The only thing that the ex-midfielder of Dnepr spoke about then was the desire to end his career in the Ghanaian Liberty Professionals, the team where his path to big football once began. But in the end, none of the major football reference portals gives information that Boateng managed to realize this dream before hanging up his boots.
Now saving lives and helping young talents
Derek Boateng is currently 40 years old. On May 2, the ex-legionary of Dnipro celebrated another birthday, and now little is heard about him. However, Derek did not completely break his connection with football. Today he is doing something like scouting, trying to find among the crowds of barefoot boys in the vast expanses of Ghana and other African countries, real talents who need to be given a chance to change, and even save lives.
Boateng himself admitted that he grew up without a father, and it was thanks to football that he achieved what he has: “Football saved my life, because without it I don’t know where I would be and what I would do. There are many places where we all go and just have fun, but the only place I go where I feel free and calm is the football field.”
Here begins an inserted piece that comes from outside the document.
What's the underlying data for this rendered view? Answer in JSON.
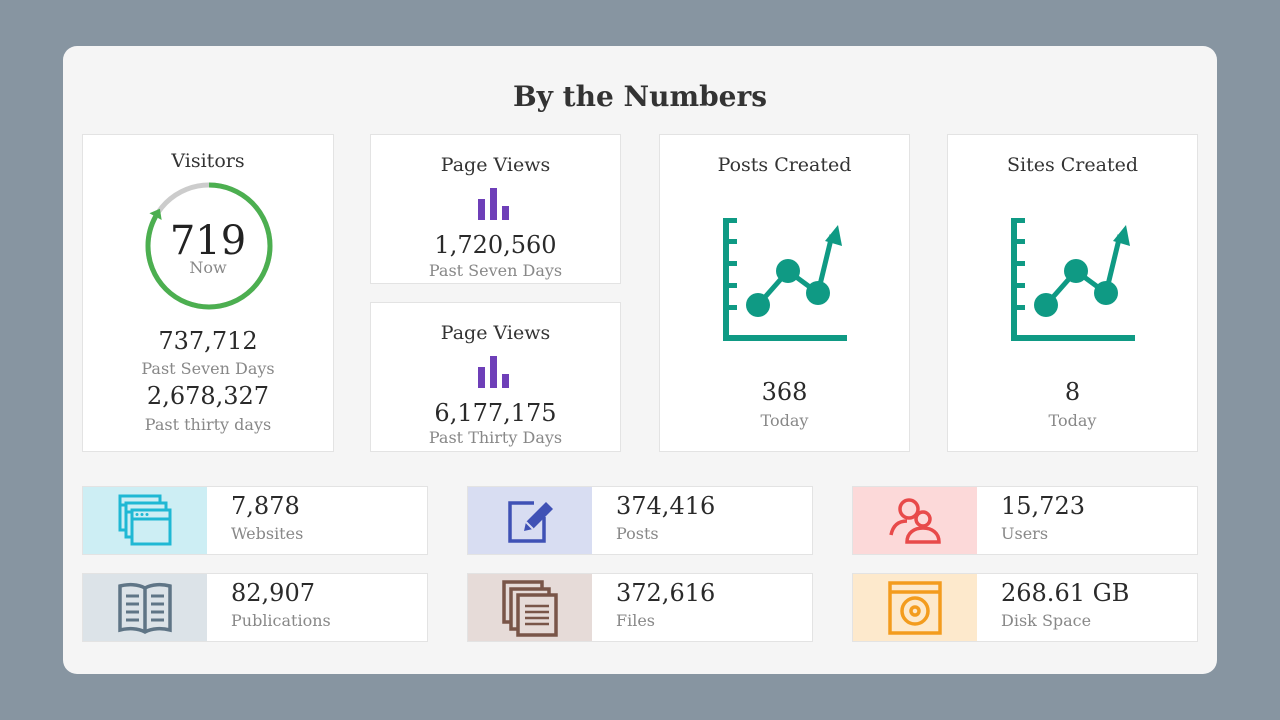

Now Boateng is cooperating with the Ghanaian academy Wright to Dream (one of the leaders of the current Ajax, Mohammed Kudus, passed through it). Founded in 1999 in Boateng’s hometown of Accra by former Manchester United chief African scout Tom Vernon, the program offers scholarships to talented children with a focus on education and football. In addition to the international school with accommodation in the capital of Ghana, Right to Dream also operates in Denmark and the USA, and is planning to open a branch in Egypt in the near future.
Boateng travels throughout Ghana, as well as the Ivory Coast and Egypt, in search of the best young talents and for the sake of recruiting them to the academy. Given his own history, trips often cause difficult emotions for the ex-midfielder of Dnipro.
“I see a lot of what I went through before – a lot of poverty, a lot of deprivation – I see myself there. Especially after visiting some of the homes of our pupils, where I visit, to see where they come from, to assess where they live and how they live – it’s very hard. I always cry inside myself, and it is extremely difficult, but I have to do what I have to. This gives me more energy, more strength to be on the road and carry out breeding work. I don’t care where this path takes me. If I have to go to Iraq for reconnaissance, then I will go. If I have to sleep in the car to scout the situation, I will do it, because the only thing I keep in my heart is that I am going to change someone’s life for the better, ”Derek Boateng shares his current views.